Senate Republicans and Democrats on the House-Senate energy bill conference decided the differences over substantial issues in the energy legislation were too deep to resolve in the remaining days of the 2002 Congressional session.

The RFS calls for gradually increasing ethanol production to five billion gallons per year by 2014. The bill had been in conference since July.

NCGA President and Plain City, Ohio, corn grower Fred Yoder said this historic agreement is not dead. "The RFS agreement that was reached among oil, ethanol, agriculture, clean-air advocates, and state air-quality agencies presented the Congress with a broadly-supported initiative that was good for our energy independence, rural economy, and the environment.

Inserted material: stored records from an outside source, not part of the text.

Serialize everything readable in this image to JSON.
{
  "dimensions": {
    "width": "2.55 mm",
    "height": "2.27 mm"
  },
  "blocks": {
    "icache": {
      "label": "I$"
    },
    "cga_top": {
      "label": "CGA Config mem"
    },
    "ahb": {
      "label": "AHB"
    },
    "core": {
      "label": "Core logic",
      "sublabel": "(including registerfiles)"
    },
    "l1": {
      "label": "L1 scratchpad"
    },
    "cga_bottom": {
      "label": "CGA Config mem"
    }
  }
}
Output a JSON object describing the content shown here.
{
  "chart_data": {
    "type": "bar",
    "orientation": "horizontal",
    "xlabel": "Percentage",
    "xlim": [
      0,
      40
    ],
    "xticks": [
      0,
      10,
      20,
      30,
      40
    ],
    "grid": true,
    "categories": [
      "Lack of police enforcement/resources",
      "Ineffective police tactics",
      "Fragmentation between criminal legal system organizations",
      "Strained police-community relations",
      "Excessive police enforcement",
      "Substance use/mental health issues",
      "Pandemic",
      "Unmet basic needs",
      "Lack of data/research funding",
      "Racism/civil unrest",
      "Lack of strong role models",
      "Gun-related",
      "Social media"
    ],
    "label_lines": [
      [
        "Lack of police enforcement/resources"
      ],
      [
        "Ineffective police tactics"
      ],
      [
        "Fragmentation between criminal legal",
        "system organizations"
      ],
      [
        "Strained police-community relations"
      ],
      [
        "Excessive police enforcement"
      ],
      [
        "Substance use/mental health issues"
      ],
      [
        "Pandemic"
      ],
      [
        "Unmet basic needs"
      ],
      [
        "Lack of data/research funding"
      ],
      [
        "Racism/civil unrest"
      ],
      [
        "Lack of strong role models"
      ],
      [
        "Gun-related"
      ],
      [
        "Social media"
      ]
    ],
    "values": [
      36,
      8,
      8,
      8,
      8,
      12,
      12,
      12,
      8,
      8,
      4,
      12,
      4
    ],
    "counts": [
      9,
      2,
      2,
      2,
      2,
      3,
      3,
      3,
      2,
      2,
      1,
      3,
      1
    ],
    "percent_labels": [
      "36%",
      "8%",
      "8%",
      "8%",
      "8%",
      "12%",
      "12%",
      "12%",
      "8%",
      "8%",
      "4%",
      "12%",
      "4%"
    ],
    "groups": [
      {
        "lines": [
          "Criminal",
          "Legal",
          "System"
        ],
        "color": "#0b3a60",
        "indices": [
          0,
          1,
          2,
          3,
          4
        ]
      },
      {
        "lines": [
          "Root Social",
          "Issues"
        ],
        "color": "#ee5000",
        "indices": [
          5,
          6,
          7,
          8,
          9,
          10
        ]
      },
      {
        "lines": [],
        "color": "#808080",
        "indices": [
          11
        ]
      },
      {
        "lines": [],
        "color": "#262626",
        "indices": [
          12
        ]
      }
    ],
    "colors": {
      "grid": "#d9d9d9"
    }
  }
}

"We are committed to working with our allies who helped us reach this agreement and with our friends in Congress and in the White House to seek early action on legislation next year."

"The actions of the last month or so have been discouraging," said NCGA Vice President of Public Policy Jon Doggett, "and we were frustrated at times that the conferees could not come to an agreement on this issue and other energy-related issues in the 10 weeks the bill was in the conference committee.

"It's unfair to the American people that partisan politics is interfering with national security," he continued. "We continue to watch a volatile situation in the Middle East that not only affects our fuel supply, but the very safety of our nation. Yet we continue to pay Saddam Hussein $15 million a day for oil when we have a reliable, renewable fuel source in the cornfields across America. It just doesn't make sense."

Doggett stressed while NCGA would have liked to see the bill passed during the lame-duck session of the 107th Congress, he agrees with Yoder. "The bill is not dead, it's simply in stasis until next year," Doggett said. "Finishing the energy bill should be among the top priorities for the House next year."